Recently, Democratic lawmakers, including Sen. Elizabeth Warren and Sen. Ron Wyden, raised concerns about the potential reduction in Social Security benefits for millions of older adults who are behind on their student loans. According to the lawmakers, when borrowers are in collections, their Social Security benefits could be reduced by an average of $2,500 annually. This reduction can have devastating consequences for those who rely on Social Security as their primary source of income.

The U.S. government has significant collection powers when it comes to federal debts, including seizing tax refunds, wages, and retirement benefits of borrowers. Social Security recipients can have up to 15% of their benefits withheld to pay off defaulted student loans, potentially pushing them closer to poverty. With the expiration of the pandemic-era pause on student loan payments last year, there are concerns that borrowers will face extreme consequences when protections expire in late 2024.
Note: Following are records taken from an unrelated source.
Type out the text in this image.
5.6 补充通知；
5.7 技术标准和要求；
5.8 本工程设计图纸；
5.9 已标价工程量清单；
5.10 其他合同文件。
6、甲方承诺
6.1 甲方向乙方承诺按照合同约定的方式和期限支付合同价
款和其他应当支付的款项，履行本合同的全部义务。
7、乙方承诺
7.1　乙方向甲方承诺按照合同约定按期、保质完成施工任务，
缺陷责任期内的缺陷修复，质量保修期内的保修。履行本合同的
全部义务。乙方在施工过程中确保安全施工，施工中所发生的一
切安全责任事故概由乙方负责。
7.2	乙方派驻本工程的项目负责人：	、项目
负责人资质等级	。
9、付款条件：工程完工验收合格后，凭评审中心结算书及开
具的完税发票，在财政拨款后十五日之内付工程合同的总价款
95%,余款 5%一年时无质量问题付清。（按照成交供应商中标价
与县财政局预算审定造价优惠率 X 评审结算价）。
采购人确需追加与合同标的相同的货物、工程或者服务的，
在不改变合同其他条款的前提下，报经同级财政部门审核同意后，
Lawmakers have called on the Biden administration to address this issue promptly and provide a briefing on their efforts by April 3. The U.S. Department of Education has not yet responded to these concerns, but sources suggest that the government’s collection practices with student loan borrowers are under review. The number of older Americans with student debt has been on the rise, with more than 3.5 million individuals aged 60 and older carrying student loan debt in 2023, a significant increase from 2004.

Consumer advocates have criticized the government’s collection actions as extreme, especially considering that many retirees rely on their Social Security benefits to survive. Social Security benefits make up nearly all income for one-third of recipients over the age of 65, with the average check for retired workers amounting to $1,907 this year. The garnishment of Social Security benefits often leaves older adults in a difficult position, having to choose between essentials like food and medicine.

The impact of student loan debt on Social Security benefits for older adults is a pressing issue that requires immediate attention. The potential reduction in benefits can have severe consequences for those already struggling to make ends meet in retirement. It is essential for policymakers to address this issue promptly and find solutions to protect the financial security of older Americans facing student loan debt.